21-05-2020 12:55 PM - last edited 21-05-2020 01:01 PM
Developers only consider a bug report when it comes with either exact steps to reproduce and confirm in the lab, or with multiple Me too postings saying something doesn't work.
- Both are so far missing in this case (*)
Logic dictates there's a SHA-1 email certificate installed on your phone in order to create and send SHA-1 signed email. That certificate has to be revoked, then replaced and validated with a SHA-2 certificate from a trusted issuer:
The recipient needs a chain of trust from (the public part of) your certificate, via any and all intermediate certificates, to a root Certification Authority that's trusted on the recipients device - for a digital email signature to be worth anything in the first place.
Recipients may be able to tick a checkbox saying 'Always trust this certificate', for practical reasons. This 'works' with people who know you, but does not add any real trust if the email certificate is used for business purposes.
Regarding your concerns regarding encryption strenght: I'm not aware of any email server for common users that refuse to handle plain text mail. Some may require TLS or SSL for login and transport, but that's a different story.
(*) I don't use email for anything important. It would cost me €'s and hours with a nerdy friend to try reproduce the issue.
- Anyone?
-- Hans
22-05-2020 09:32 PM
It's obvious from your reply you don't understand how certificates work, or how S/MIME works. I have reported your account for abusive behaviour.
24-05-2020 08:01 AM
Let me know where I'm wrong? - I'm happy to learn.
25-05-2020 04:27 PM
Hi guys,
We should be aiming to be educating and learning from one another.
@dannmartens , I've raised this algorithm issue with our software team. Me or one of the other Mods will let you know what the developers say. 👍
26-05-2020 03:29 PM
@dannmartens , Are you able to share the following info for the developers?
28-05-2020 11:28 AM
Hi all,
An update from the developers on this:
"When the "require signed SMIME message" policy is set as true, then the user is not able to change the sign algorithm. In most cases the default is SHA1.
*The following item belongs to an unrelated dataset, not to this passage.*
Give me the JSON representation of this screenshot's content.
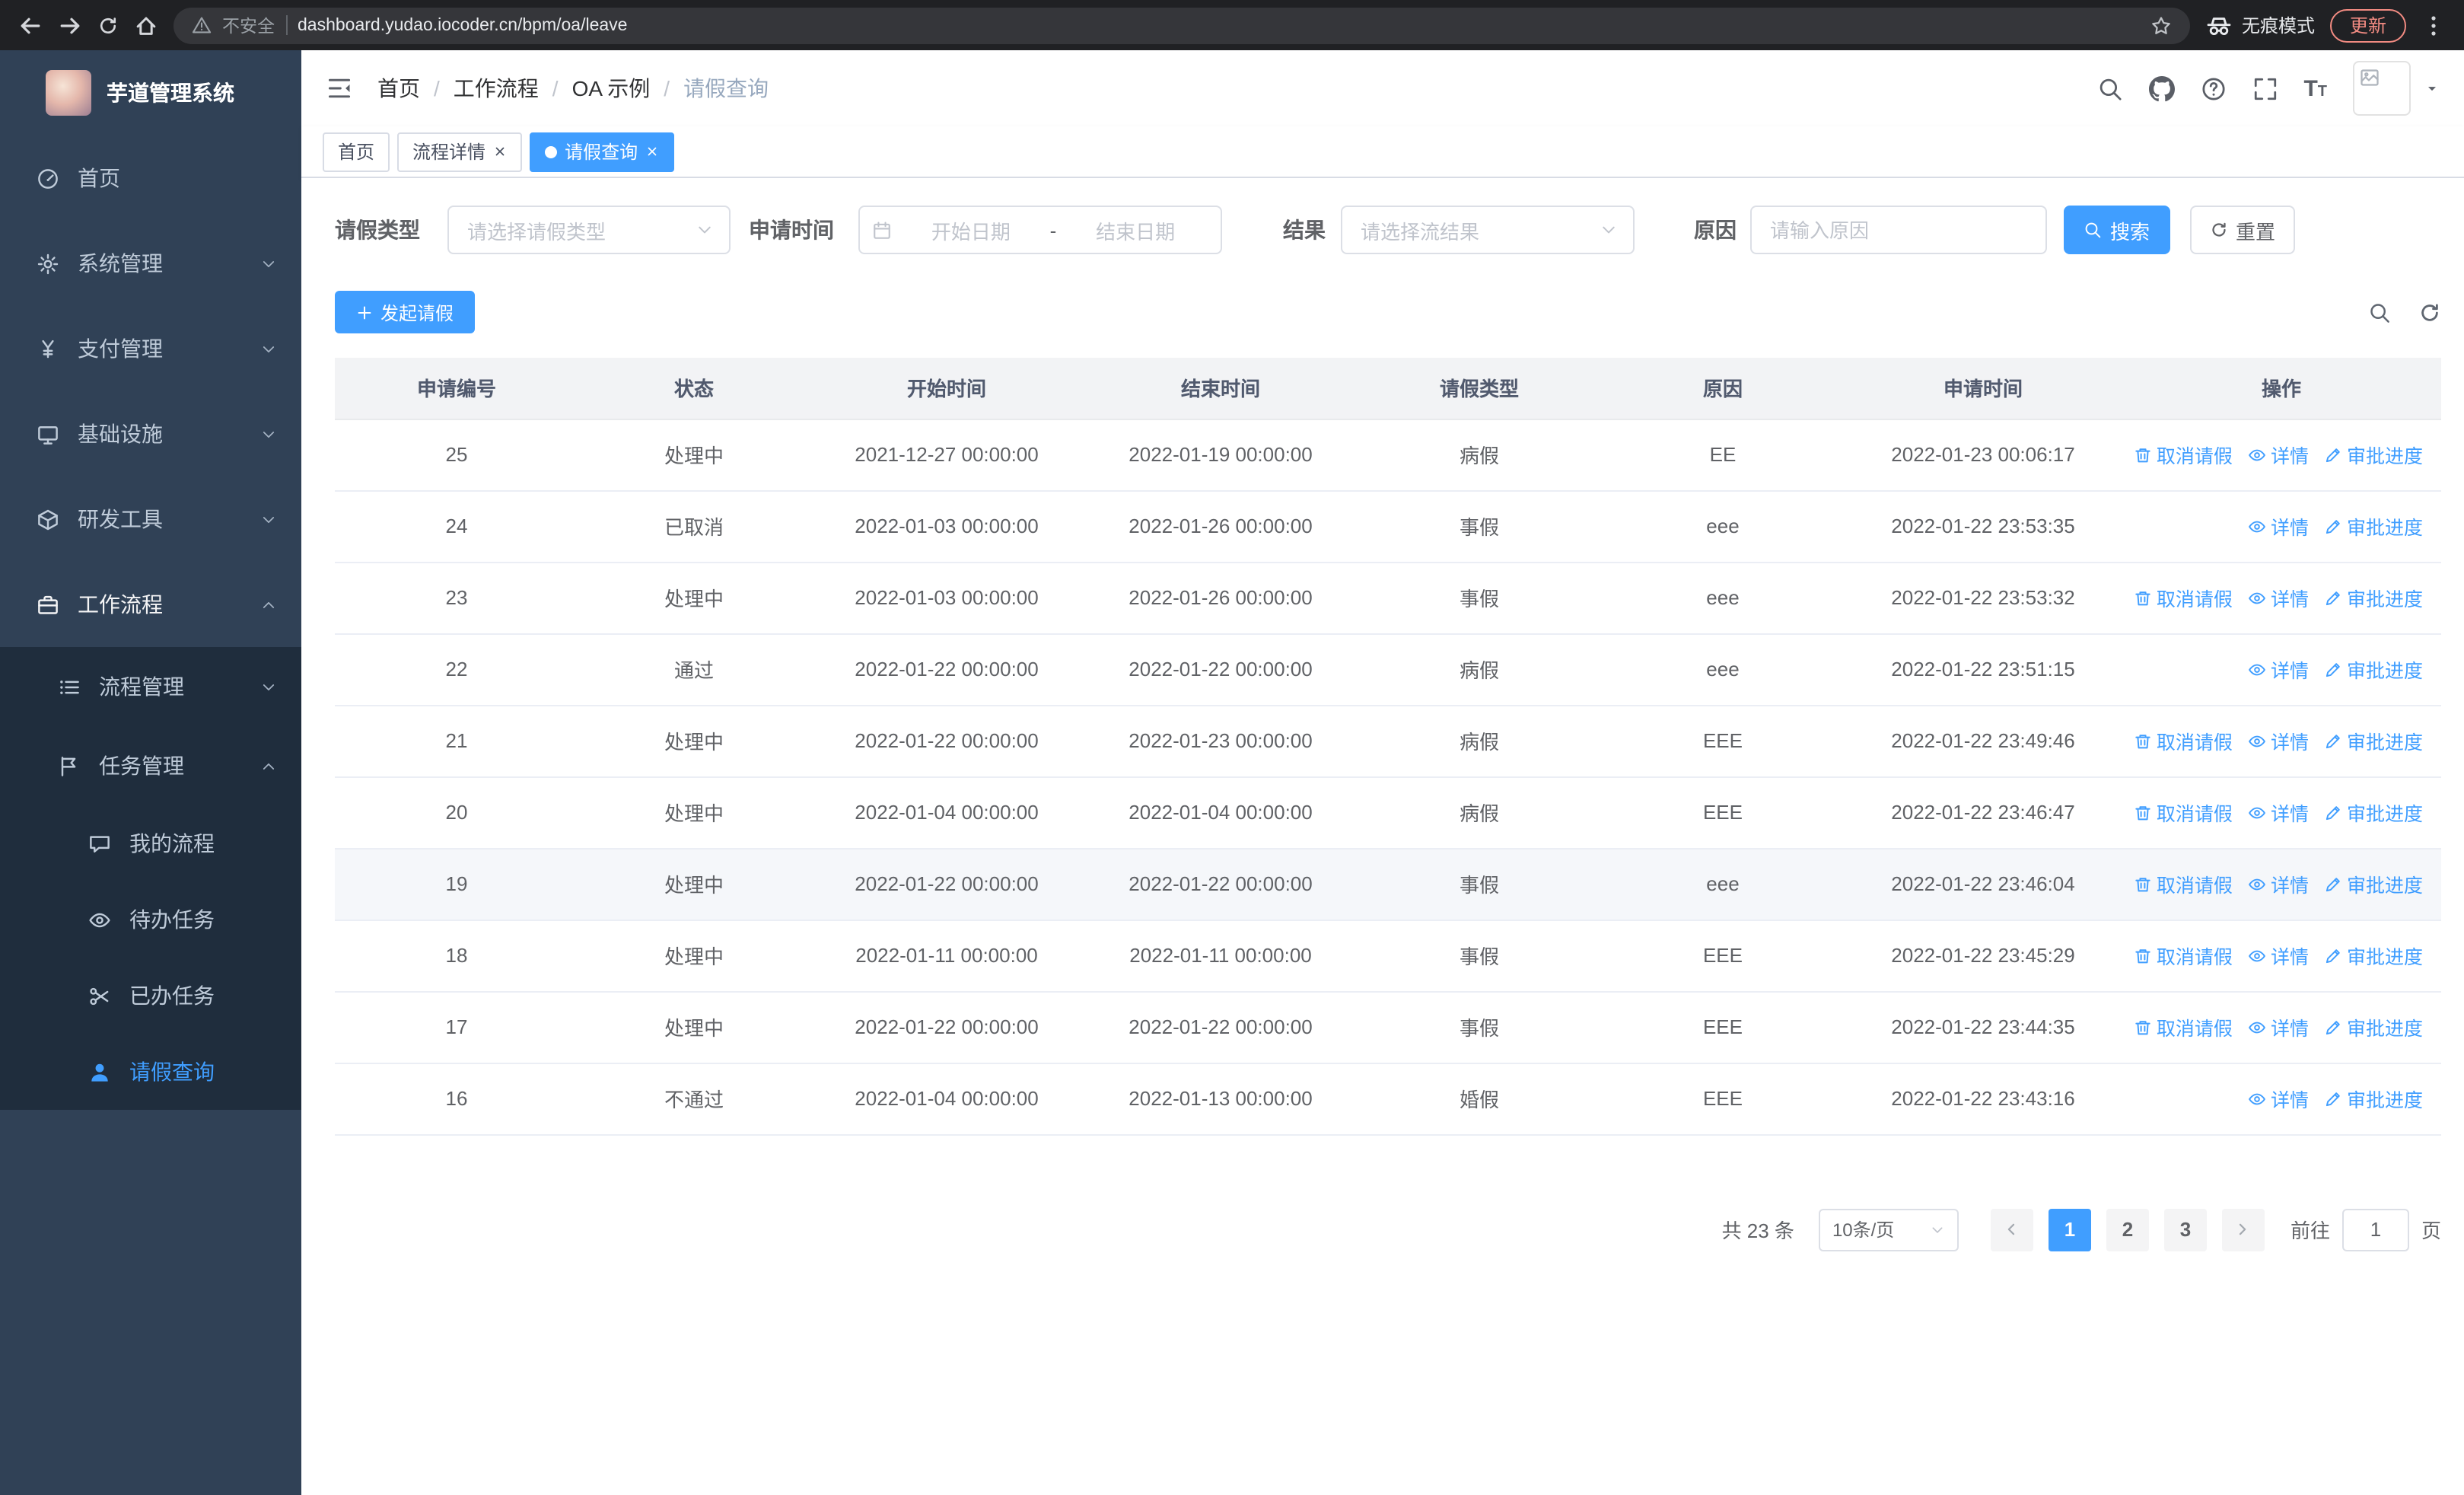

However, if this policy is not forced (So it is set as "false"), then the S/MIME message will be sent according to what is in the Security Settings.
It seems, that the user has had the proper settings selected, but the proper algorithm was not selected (from Security Settings). So the development team has already prepared a fix for that and in one of the future updates it should work fine."
28-05-2020 04:08 PM - last edited 28-05-2020 04:09 PM
Thanks for updating for those concerned @AntS , hopefully a fix soon.
On another point members have various levels of expertise but indeed we all have something to learn. The report function is only there to report inapproprate comments that go against terms and conditions.
I do not work for Samsung or make Samsung Products but provide independent advice and valuable contributions.